L'impatto del Covid e della didattica a distanza è stato però forte, perché i bambini stranieri non ricevono aiuto dai familiari "per scarsa competenza informatica e difficoltà linguistiche". Un nuovo anno di didattica mista e distanza potrebbe allargare "ancora di più le disuguaglianze tra alunni stranieri e italiani". Tra le famiglie più in difficoltà quelle di nazionalità bengalese e pakistana.

Il provvedimento di regolarizzazione varato dal governo durante il lockdown per fare fronte alla mancanza di manodopera straniera ha consentito la presentazione di "appena" 207.542 domande, in particolare per lavoro domestico (85% del totale) e il resto per gli altri settori, soprattutto agricoltura. In Italia sono 2.505.000 i lavoratori stranieri, che rappresentano il 10,7% degli occupati totali. L'87% degli occupati stranieri sono lavoratori dipendenti.

In Ciociaria
«La situazione della provincia di Frosinone non si discosta molto dal quadro generale». A descrivere lo stato dell'arte è Marco Toti, responsabile della Caritas diocesana di Frosinone. Al 31 dicembre del 2019, gli stranieri residenti nel nostro territorio sono 26.403.
Tra questi spiccano, in termini di presenza, le comunità dell'est europeo. La più consistente è quella rumena con 8.931 persone, a seguire gli albanesi (3.392), gli ucraini (1.079, in prevalenza donne), polacchi (531 con una forte rappresentanza femminile), bulgari (454) e moldavi (294).

Si registrano, poi, importanti rappresentanze delle popolazioni magrebine come marocchini (2.277) e tunisini(150) cui si aggiungono 437 egiziani in prevalenza uomini. Un dato quest'ultimo che va letto alla luce di una forte richiesta di manovalanza nel settore delle attività di vendita ortofrutticole e degli autolavaggi, mentre sono diversi gli adolescenti che partono dall'Egitto per andare a finire in case d'accoglienza alla ricerca, probabilmente, di condizioni di vita migliori rispetto a quelle della terra d'origine.

Negli ultimi tempi, il quadro delle tipologie di immigrazioni si è arricchito con quelle legate ai progetti Sprar o ad altre forme di accoglienza programmata per cui si registrano presenze di nigeriani (1.127 di cui il 30% donne), maliani (335 di cui 326 uomini), gambiani (299), senegalesi (262 di cui 260 uomini), ghanesi (252 in maggioranza maschi) e ivoriani (218).

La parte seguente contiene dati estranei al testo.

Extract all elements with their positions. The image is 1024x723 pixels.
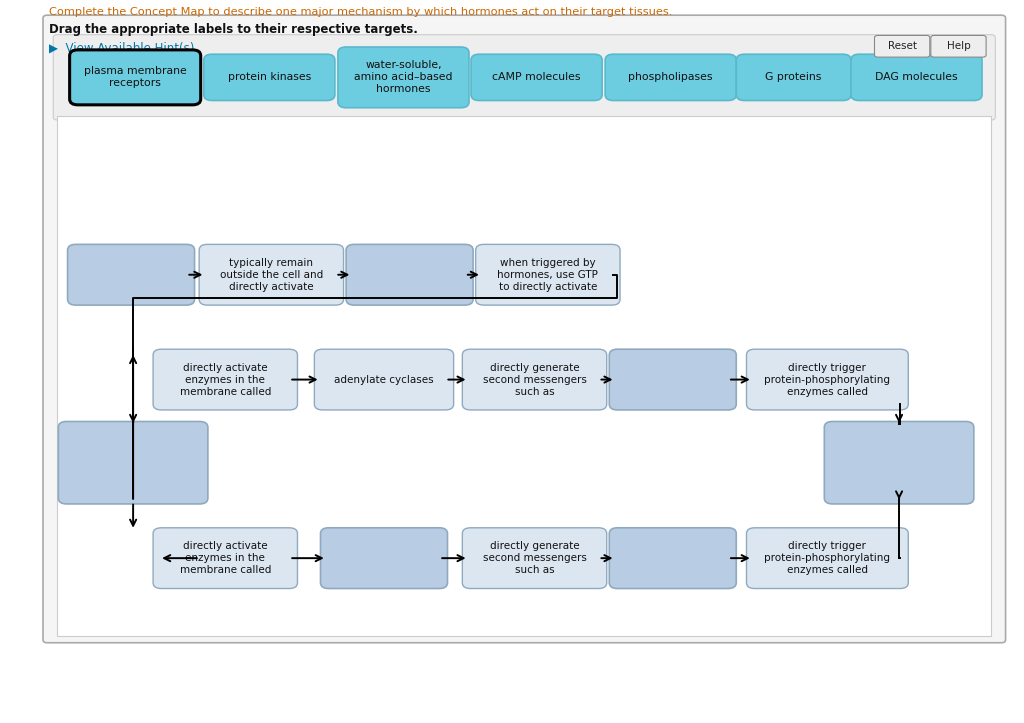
Text: Reset: Reset bbox=[888, 41, 916, 51]
Text: cAMP molecules: cAMP molecules bbox=[493, 72, 581, 82]
Text: Drag the appropriate labels to their respective targets.: Drag the appropriate labels to their res… bbox=[49, 23, 418, 36]
FancyBboxPatch shape bbox=[851, 54, 982, 100]
FancyBboxPatch shape bbox=[609, 528, 736, 589]
FancyBboxPatch shape bbox=[609, 349, 736, 410]
FancyBboxPatch shape bbox=[346, 244, 473, 305]
FancyBboxPatch shape bbox=[154, 528, 297, 589]
Text: directly generate
second messengers
such as: directly generate second messengers such… bbox=[482, 541, 587, 576]
FancyBboxPatch shape bbox=[204, 54, 335, 100]
FancyBboxPatch shape bbox=[471, 54, 602, 100]
FancyBboxPatch shape bbox=[154, 349, 297, 410]
FancyBboxPatch shape bbox=[53, 35, 995, 120]
Text: when triggered by
hormones, use GTP
to directly activate: when triggered by hormones, use GTP to d… bbox=[498, 257, 598, 292]
Text: plasma membrane
receptors: plasma membrane receptors bbox=[84, 67, 186, 88]
Text: water-soluble,
amino acid–based
hormones: water-soluble, amino acid–based hormones bbox=[354, 60, 453, 95]
FancyBboxPatch shape bbox=[321, 528, 447, 589]
FancyBboxPatch shape bbox=[314, 349, 454, 410]
Text: directly trigger
protein-phosphorylating
enzymes called: directly trigger protein-phosphorylating… bbox=[764, 362, 891, 397]
FancyBboxPatch shape bbox=[58, 422, 208, 504]
FancyBboxPatch shape bbox=[43, 15, 1006, 643]
Text: directly trigger
protein-phosphorylating
enzymes called: directly trigger protein-phosphorylating… bbox=[764, 541, 891, 576]
FancyBboxPatch shape bbox=[824, 422, 974, 504]
FancyBboxPatch shape bbox=[736, 54, 851, 100]
Text: Help: Help bbox=[946, 41, 971, 51]
FancyBboxPatch shape bbox=[70, 50, 201, 105]
Text: phospholipases: phospholipases bbox=[629, 72, 713, 82]
FancyBboxPatch shape bbox=[199, 244, 344, 305]
FancyBboxPatch shape bbox=[463, 349, 606, 410]
FancyBboxPatch shape bbox=[475, 244, 621, 305]
Text: directly activate
enzymes in the
membrane called: directly activate enzymes in the membran… bbox=[179, 541, 271, 576]
Text: protein kinases: protein kinases bbox=[227, 72, 311, 82]
Text: directly activate
enzymes in the
membrane called: directly activate enzymes in the membran… bbox=[179, 362, 271, 397]
FancyBboxPatch shape bbox=[931, 35, 986, 57]
FancyBboxPatch shape bbox=[463, 528, 606, 589]
Text: ▶  View Available Hint(s): ▶ View Available Hint(s) bbox=[49, 42, 195, 55]
Text: G proteins: G proteins bbox=[765, 72, 822, 82]
FancyBboxPatch shape bbox=[746, 349, 908, 410]
Text: directly generate
second messengers
such as: directly generate second messengers such… bbox=[482, 362, 587, 397]
Text: typically remain
outside the cell and
directly activate: typically remain outside the cell and di… bbox=[220, 257, 323, 292]
FancyBboxPatch shape bbox=[57, 116, 991, 636]
Text: DAG molecules: DAG molecules bbox=[876, 72, 957, 82]
FancyBboxPatch shape bbox=[68, 244, 195, 305]
FancyBboxPatch shape bbox=[605, 54, 736, 100]
FancyBboxPatch shape bbox=[874, 35, 930, 57]
FancyBboxPatch shape bbox=[746, 528, 908, 589]
Text: adenylate cyclases: adenylate cyclases bbox=[334, 375, 434, 385]
Text: Complete the Concept Map to describe one major mechanism by which hormones act o: Complete the Concept Map to describe one… bbox=[49, 7, 673, 17]
FancyBboxPatch shape bbox=[338, 47, 469, 108]
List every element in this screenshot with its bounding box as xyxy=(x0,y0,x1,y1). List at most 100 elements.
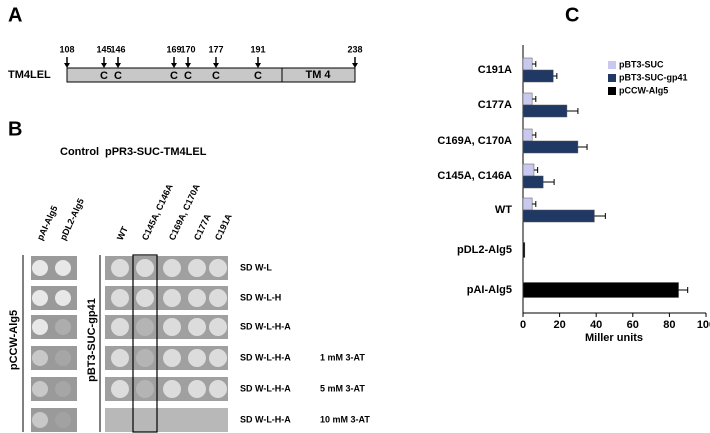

Ultimamente forte è anche l'immigrazione dalla Libia.
In lenta ma costante crescita la comunità cinese arrivata a 1.030 unità. Il panorama è arricchito, poi, da 518 persone provenienti dal Bangladesh, 432 dall'India e 474 dal Pakistan. Particolare e curioso il dato che vuole la presenza in Ciociaria di 298 brasiliani tra oriundi e nativi d'origine dell'ex colonia portoghese.

«I flussi migratori si prestano a letture differenziate  - ha detto Marco Toti - Se pensiamo alle popolazioni dell'est europeo, parliamo di persone, nuclei familiari interi integrati con il contesto sociale ed economico e non ghettizzati, come, ad esempio, accade in altri territori vicini a noi dove esistono comunità straniere che tendono ad isolarsi dal resto della realtà sociale, andando a costituire dei piccoli microcosmi quasi avulsi dal contesto. Poi, registriamo la presenza di quegli stranieri, per così dire quasi di passaggio, che, nel loro progetto migratorio sono in attesa di una definizione burocratica, amministrativa della propria posizione per poi, magari, spostarsi altrove ed è la ragione per cui in alcune comunità troviamo solamente rappresentanti di sesso maschile. In ultimo c'è da registrare il fenomeno della diminuzione degli albanesi. Dopo anni di forte immigrazione, adesso in tanti stanno facendo ritorno nella madrepatria dopo essere riusciti a mettere qualcosa da parte dopo anni di lavoro in Italia.
Il Covid-19 ha colpito indifferentemente italiani e stranieri e a tutti abbiamo offerto assistenza.
Certamente gli stranieri sono apparsi più esposti dal punto di vista sociale ed economico».